Akademisyene, gazeteciye çile çektirmeye, çile çektirerek yola getirmeye yönelik anlayış bitmeden, dünyadaki vahim örnekleri eleştirmek komik oluyor
Koca bir ülkenin çözüm sürecine, silahsız çözüme, barışa inandırılması için onlarca heyet kurulmuş, Türkiye turuna çıkartılmış.
Aylarca, hükümetin bilgisi dahilinde HDP heyetleri İmralı’ya gitmiş, oradan aldıkları mesajları Kandil’e taşımış.
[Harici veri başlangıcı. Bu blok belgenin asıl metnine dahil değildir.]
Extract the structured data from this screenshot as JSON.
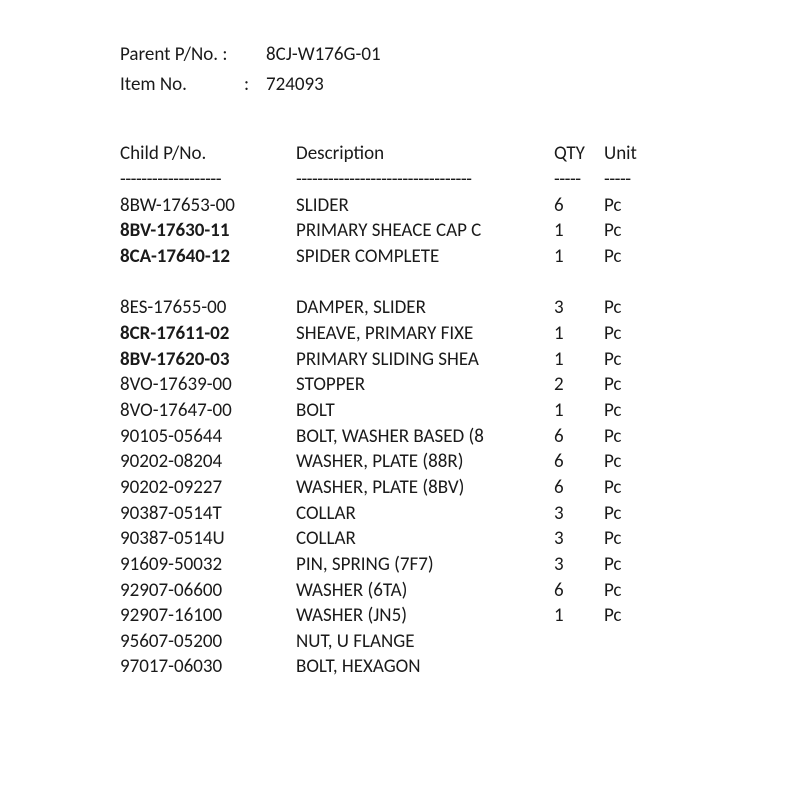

7 Haziran seçimi öncesinde HDP’ye defalarca, “Seçime parti olarak girme, bağımsız adaylarla gir, yoksa sonucu kötü olur” mesajları iletilmiş, kamuoyu önünde bile bu çağrı yapılmış.
HDP’nin 7 Haziran seçimi öncesindeki son mitingi olan 5 Haziran Diyarbakır mitinginde bombalar patlamış.
7 Haziran seçiminde AKP ilk kez tek başına iktidar olma fırsatını yitirmiş, anlamsız ve nafile bir koalisyon görüşmeleri süreci başlamış.
MHP lideri Devlet Bahçeli, daha seçim akşamı, bugünlerin işaret fişeğini yakarak bütün koalisyon ihtimallerine kapıları kapatmış.
Suruç’ta bomba patlamış, onlarca genç ölmüş. Canlı bombaların nasıl serbestçe gezebildiği ortaya çıkmış.
Ceylanpınar’da iki polis yataklarında öldürülmüş, bugüne kadar katiller bulunamamış!
Böyle bir ortamda “hendek operasyonları” adı altında askeri operasyonlar düzenlenmesi kararlaştırılmış, öncesinde çözüm süreci sonlandırılmış…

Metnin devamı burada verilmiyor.